О Кротове, целиком занимавшем сейчас его мысли, он не знал просто ничего. Пришел на той неделе рыжий молодой человек с бумажкой от Драгунского: мол, крепильщик, переведен с девятой-бис по семейным обстоятельствам (что-то такое — квартира, двое детей, а тут у жениных родичей дом). Дорого бы отдал начальник, чтобы узнать сейчас, какой он человек, Кротов!
Что же касается Коваленко, то за ним Павловский при всей своей благожелательности и вере в людей не заметил никаких достоинств. «Адмирал» провел на шахте почти полгода. Срок достаточный, чтобы вполне узнать и оценить человека в шахтных условиях, где все у всех на виду, где иной день стоит месяца. И вот его узнали, оценили и решили: не соответствует, надо гнать.
Что поделаешь, на шахте есть свой неписаный кодекс, иногда, быть может, расходящийся с КЗОТом, но никогда не противоречащий справедливости. Каждый человек на шахте волей-неволей должен сдать товарищам негласный экзамен, доказать, как говорят здесь, свою соответственность. Ни один высокий начальник, ни один третьеклассный подсобник не будет без этого принят в коллектив.
Любой человек может стать своим на шахте, но только не равнодушный. И решает твою судьбу прежде всего не добыча — это дело наживное, — а старание. Равнодушный — он не хозяин, а «коечник», так говорят на шахте.
Коваленко знал, что он — «коечник». Уволенный в запас интендантский офицер, он не хотел «в гражданке» устраиваться по специальности на склад, где платят пятьсот или шестьсот целковых. Потому и пошел на шахту: «Труд, конечно, тяжелый, но зато и рубль длинный».
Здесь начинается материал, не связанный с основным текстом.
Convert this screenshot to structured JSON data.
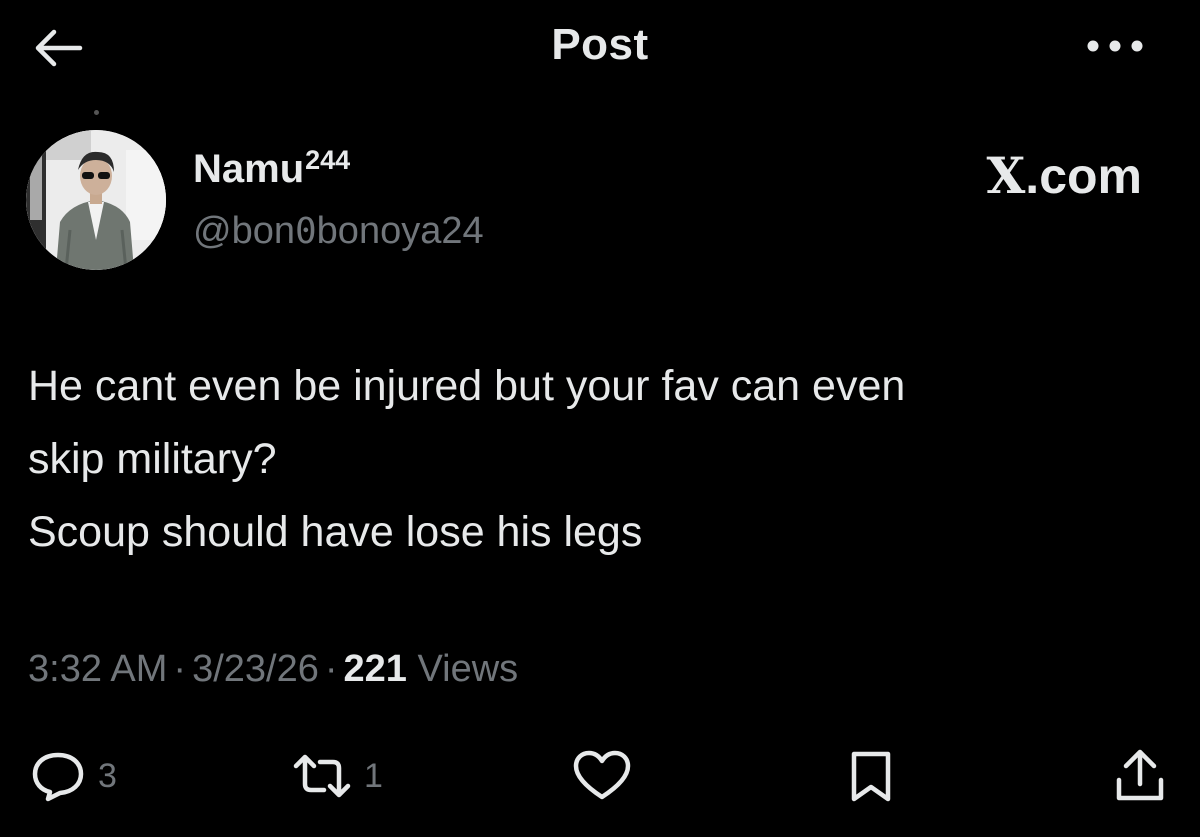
{
  "header": {
    "title": "Post",
    "back_icon": "arrow-left-icon",
    "more_icon": "more-horizontal-icon"
  },
  "author": {
    "display_name": "Namu",
    "display_name_superscript": "244",
    "handle_prefix": "@bon",
    "handle_zero": "0",
    "handle_suffix": "bonoya24"
  },
  "watermark": {
    "x_letter": "X",
    "domain": ".com"
  },
  "post": {
    "lines": [
      "He cant even be injured but your fav can even",
      "skip military?",
      "Scoup should have lose his legs"
    ]
  },
  "meta": {
    "time": "3:32 AM",
    "separator": "·",
    "date": "3/23/26",
    "views_count": "221",
    "views_label": "Views"
  },
  "actions": {
    "replies": "3",
    "reposts": "1",
    "icons": [
      "reply-icon",
      "repost-icon",
      "like-icon",
      "bookmark-icon",
      "share-icon"
    ]
  },
  "colors": {
    "background": "#000000",
    "primary_text": "#e7e9ea",
    "secondary_text": "#71767b"
  }
}
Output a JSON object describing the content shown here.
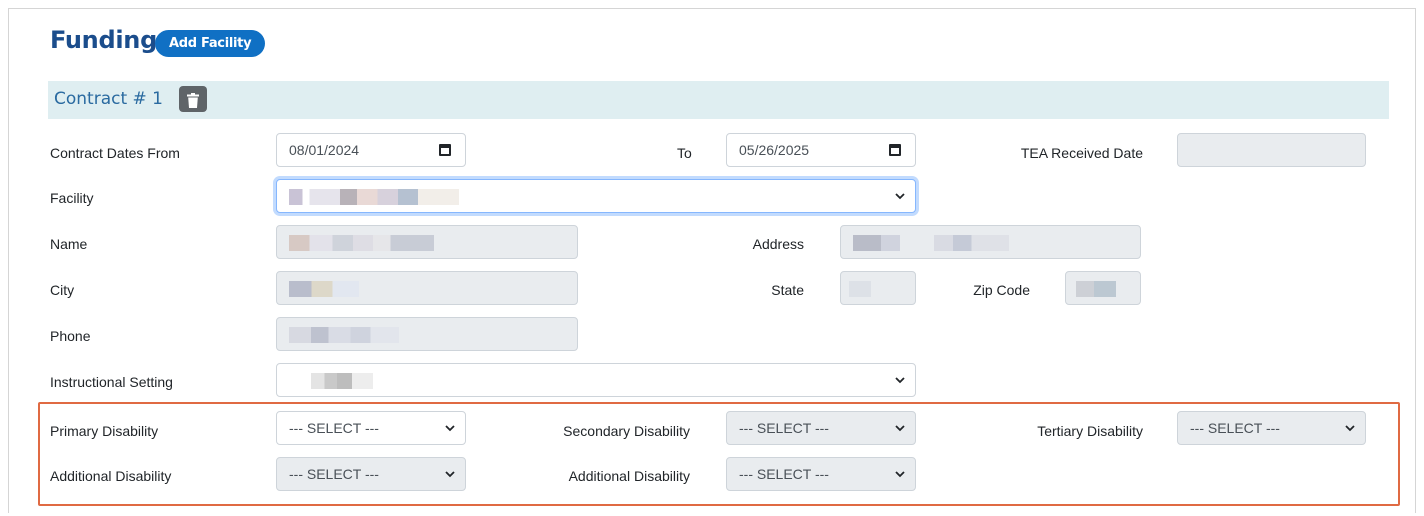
{
  "header": {
    "title": "Funding",
    "add_facility_label": "Add Facility"
  },
  "contract": {
    "title": "Contract # 1"
  },
  "labels": {
    "contract_dates_from": "Contract Dates From",
    "to": "To",
    "tea_received_date": "TEA Received Date",
    "facility": "Facility",
    "name": "Name",
    "address": "Address",
    "city": "City",
    "state": "State",
    "zip_code": "Zip Code",
    "phone": "Phone",
    "instructional_setting": "Instructional Setting",
    "primary_disability": "Primary Disability",
    "secondary_disability": "Secondary Disability",
    "tertiary_disability": "Tertiary Disability",
    "additional_disability_1": "Additional Disability",
    "additional_disability_2": "Additional Disability"
  },
  "values": {
    "date_from": "08/01/2024",
    "date_to": "05/26/2025",
    "tea_received_date": "",
    "primary_disability": "--- SELECT ---",
    "secondary_disability": "--- SELECT ---",
    "tertiary_disability": "--- SELECT ---",
    "additional_disability_1": "--- SELECT ---",
    "additional_disability_2": "--- SELECT ---"
  },
  "colors": {
    "title": "#1b4d8c",
    "add_button": "#1070c4",
    "contract_bar": "#dfeef1",
    "highlight_border": "#e06a43",
    "disabled_field": "#e9ecef"
  },
  "icons": {
    "trash": "trash-icon",
    "calendar": "calendar-icon",
    "dropdown": "chevron-down-icon"
  }
}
Служил он месяц, служил три, пять. Даже норму выполнял, так что и придраться было по-настоящему не к чему…
Но в конце концов он решил уходить. Черт с ними, с деньгами, когда тут каждый на тебя волком глядит и в отсутствии энтузиазма попрекает. Совсем собрался уйти — и так попал, так попал! Теперь уже не уйдешь, а унесут тебя, если найдут хоть косточки…
Так он думал еще несколько часов назад. А сейчас что-то главное в нем переменилось. И стал он думать о вещах, не имеющих для него, «адмирала», явно никакого практического значения. О том, например, как к нему относится Женька… Заметил ли Павловский его работу у перемычки?… Верно ли, что ему стал симпатизировать Ларионов?…
Вот уж кто, в противоположность Коваленке, был живым воплощением шахтерской рыцарственности — так это Ларионов. Недаром у Драгунского отлегло от сердца, когда он узнал, что среди осажденных находится Яша. Тридцатисемилетний красавец с лицом мальчишки и совершенно седым чубом, он был всеобщим любимцем. Переменив десяток шахтерских профессий и даже побывав в малых начальниках (не удержался по крайней независимости характера), он сделался теперь комбайнером и преуспел в этой волнующей профессии.
Все знали, что у него тяжелый характер, помнили, как он «отбрил» однажды почтенного генерала из министерства, вступившего с ним в спор («Это вы, — сказал ему Яша, — не решаетесь рискнуть, понижения в должности боитесь, а меня ниже не переведут, я внизу, я в шахте»).
«Коечники», в том числе и Коваленко, как огня, боялись знаменитой улыбки Ларионова…
О, улыбка Ларионова! То ласковая, когда смотрел он на какого-нибудь симпатичного фабзайца, то умеренно-вежливая, дипломатическая — при разговорах с нелюбимым начальством; то саркастическая, когда нужно было сказать лодырю: «Голубчик, вкусно ли тебе есть мой хлеб?»